- En très bon état.
- La passion de la modernité -
Le paysage urbain expressionniste devient un paysage d’apocalypse. Avec les carnages de la Première Guerre mondiale, le monde s’est déréglé. Des cheminées s’élèvent dans un ciel noir, d’où surgissent un squelette et un visage démoniaque. Les bâtiments forment une muraille impénétrable. En bas, une femme nue – écho aux nus allongés de la Renaissance – couvre ses yeux, terrifiée, flanquée d’un crâne.

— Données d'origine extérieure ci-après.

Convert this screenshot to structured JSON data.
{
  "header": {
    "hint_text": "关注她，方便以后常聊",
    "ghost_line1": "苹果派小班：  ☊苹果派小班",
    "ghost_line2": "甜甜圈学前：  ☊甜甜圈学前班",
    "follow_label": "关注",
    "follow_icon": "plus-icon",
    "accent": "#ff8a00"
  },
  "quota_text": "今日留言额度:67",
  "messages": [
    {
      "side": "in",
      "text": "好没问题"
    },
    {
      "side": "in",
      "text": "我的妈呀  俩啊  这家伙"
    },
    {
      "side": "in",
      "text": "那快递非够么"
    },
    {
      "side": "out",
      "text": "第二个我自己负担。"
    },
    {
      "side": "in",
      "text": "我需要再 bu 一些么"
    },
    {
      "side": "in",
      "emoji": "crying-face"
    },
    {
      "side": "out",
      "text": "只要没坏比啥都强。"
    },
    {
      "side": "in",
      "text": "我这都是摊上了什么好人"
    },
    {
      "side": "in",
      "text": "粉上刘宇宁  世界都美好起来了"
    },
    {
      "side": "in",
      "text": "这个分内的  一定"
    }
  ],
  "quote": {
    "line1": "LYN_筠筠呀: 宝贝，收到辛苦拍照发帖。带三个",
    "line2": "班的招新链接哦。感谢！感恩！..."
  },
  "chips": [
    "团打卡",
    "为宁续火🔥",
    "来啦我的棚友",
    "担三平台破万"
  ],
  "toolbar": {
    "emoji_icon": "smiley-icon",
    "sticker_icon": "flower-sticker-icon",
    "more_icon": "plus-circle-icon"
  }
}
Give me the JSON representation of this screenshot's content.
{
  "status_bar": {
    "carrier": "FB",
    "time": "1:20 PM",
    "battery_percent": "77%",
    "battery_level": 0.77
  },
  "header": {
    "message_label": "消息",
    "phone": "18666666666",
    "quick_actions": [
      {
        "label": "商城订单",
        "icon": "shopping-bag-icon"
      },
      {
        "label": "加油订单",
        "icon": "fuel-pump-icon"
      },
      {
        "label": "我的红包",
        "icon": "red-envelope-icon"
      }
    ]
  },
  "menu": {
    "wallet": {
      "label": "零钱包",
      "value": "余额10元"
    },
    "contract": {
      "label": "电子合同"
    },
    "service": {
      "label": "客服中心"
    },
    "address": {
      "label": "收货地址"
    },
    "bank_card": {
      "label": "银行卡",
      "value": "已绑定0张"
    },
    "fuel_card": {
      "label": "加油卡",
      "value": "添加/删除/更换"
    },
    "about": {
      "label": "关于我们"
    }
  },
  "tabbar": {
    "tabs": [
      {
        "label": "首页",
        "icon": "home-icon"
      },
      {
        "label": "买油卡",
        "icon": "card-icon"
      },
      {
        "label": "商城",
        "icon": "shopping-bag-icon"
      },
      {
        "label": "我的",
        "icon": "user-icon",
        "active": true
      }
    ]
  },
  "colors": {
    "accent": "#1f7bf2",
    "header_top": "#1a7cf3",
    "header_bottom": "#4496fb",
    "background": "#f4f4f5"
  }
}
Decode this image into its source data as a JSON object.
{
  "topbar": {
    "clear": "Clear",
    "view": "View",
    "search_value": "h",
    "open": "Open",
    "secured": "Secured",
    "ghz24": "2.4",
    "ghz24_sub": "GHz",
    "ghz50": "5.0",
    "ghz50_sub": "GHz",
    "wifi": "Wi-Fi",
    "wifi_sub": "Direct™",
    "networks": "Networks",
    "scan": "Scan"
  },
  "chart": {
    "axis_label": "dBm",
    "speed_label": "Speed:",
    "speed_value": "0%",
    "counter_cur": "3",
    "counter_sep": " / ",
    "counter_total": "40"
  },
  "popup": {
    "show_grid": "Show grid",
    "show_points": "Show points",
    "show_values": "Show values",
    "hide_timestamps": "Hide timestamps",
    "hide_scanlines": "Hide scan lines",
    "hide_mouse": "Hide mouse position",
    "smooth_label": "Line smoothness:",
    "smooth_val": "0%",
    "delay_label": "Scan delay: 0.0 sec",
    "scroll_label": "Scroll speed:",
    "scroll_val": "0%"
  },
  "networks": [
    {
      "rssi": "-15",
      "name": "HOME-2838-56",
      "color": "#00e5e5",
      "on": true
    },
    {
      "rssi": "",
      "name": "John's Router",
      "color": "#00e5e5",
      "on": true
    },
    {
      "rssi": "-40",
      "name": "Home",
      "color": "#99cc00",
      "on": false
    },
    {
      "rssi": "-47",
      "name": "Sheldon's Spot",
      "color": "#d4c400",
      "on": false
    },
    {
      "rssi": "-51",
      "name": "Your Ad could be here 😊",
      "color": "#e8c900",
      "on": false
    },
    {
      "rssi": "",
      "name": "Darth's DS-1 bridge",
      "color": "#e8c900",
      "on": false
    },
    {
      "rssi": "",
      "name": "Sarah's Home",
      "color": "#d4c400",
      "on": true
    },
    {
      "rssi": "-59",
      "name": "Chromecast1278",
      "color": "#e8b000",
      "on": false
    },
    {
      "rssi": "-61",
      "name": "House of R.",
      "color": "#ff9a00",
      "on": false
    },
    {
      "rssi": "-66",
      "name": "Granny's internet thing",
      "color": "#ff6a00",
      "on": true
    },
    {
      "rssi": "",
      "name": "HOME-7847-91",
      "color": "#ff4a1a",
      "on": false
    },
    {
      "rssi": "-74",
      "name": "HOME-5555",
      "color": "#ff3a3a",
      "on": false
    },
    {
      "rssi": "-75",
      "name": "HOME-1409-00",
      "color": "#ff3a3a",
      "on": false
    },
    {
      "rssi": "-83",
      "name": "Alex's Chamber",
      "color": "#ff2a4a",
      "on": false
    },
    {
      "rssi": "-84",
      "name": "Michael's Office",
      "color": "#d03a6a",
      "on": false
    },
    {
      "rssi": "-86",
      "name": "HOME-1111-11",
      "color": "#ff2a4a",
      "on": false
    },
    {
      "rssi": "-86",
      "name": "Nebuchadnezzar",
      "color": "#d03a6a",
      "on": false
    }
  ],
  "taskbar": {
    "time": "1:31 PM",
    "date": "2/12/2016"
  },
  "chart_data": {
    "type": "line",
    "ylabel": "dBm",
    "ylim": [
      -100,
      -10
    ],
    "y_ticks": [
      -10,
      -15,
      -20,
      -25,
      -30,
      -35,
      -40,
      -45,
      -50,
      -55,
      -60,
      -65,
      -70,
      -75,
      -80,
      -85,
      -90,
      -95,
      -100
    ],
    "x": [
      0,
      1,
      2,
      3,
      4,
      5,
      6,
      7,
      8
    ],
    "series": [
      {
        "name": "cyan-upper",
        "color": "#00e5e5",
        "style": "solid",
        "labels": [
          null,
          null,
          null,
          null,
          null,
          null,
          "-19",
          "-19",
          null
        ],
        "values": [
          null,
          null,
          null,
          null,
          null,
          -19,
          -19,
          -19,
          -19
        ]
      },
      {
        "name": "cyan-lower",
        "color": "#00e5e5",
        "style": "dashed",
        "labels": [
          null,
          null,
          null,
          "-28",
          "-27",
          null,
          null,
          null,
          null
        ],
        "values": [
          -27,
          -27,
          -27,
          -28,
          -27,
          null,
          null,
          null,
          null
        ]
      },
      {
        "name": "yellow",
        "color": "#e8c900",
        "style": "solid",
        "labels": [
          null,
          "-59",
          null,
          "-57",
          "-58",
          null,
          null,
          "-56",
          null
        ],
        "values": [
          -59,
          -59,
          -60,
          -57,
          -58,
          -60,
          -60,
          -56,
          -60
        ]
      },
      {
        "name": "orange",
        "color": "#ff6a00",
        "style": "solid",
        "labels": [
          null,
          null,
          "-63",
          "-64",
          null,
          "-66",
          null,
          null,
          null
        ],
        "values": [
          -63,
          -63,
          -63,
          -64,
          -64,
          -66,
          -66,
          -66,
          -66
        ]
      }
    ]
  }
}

Une autre femme quitte la scène, son visage effacé : elle incarne la perte de l’humanité. Le centre est dominé par une tête inclinée, évoquant un prophète ou le Christ, prisonnier de l’architecture et tourné non vers le ciel mais vers un ciel de mort. Aucune rédemption n’est possible. Tappert crée ici une allégorie expressionniste de la chute, traduisant puissamment le sentiment existentiel de perte de repères.
Sur l’artiste
Après des études à l’Académie des Beaux-Arts de Karlsruhe (1900–1903) et un passage à l’école d’art réformatrice de Burg Saaleck, Georg Tappert s’installe à Berlin en 1905. Il y expose avec Paul Cassirer. De 1906 à 1908, il vit à la colonie d’artistes de Worpswede, où il fonde une école d’art. Son élève le plus remarquable est Wilhelm Morgner, tombé à la guerre, dont Tappert s’occupera du legs. À Worpswede, il rencontre Paula Modersohn-Becker, dont l’œuvre le marque profondément. De retour à Berlin, après avoir été rejeté par la Sécession berlinoise en 1910, il fonde avec Max Pechstein la Nouvelle Sécession (jusqu’en 1914), qui réunit aussi bien les artistes du Pont que ceux du Cavalier Bleu, tels que Franz Marc et Wassily Kandinsky. En 1911, avec Käthe Kollwitz, il organise la première exposition « sans jury » à Berlin. En 1918, il est cofondateur du Conseil des artistes et du groupe de novembre (Novembergruppe). En 1921, il est nommé professeur à l’école d’art d’État. En 1937, les nazis le révoquent et retirent de nombreux tableaux jugés « dégénérés ». Tappert se retire alors dans une forme d’exil intérieur, peignant surtout des paysages. Après 1945, il participe activement à la reconstruction de l’enseignement artistique, fusionnant son école avec celle dirigée par Karl Hofer.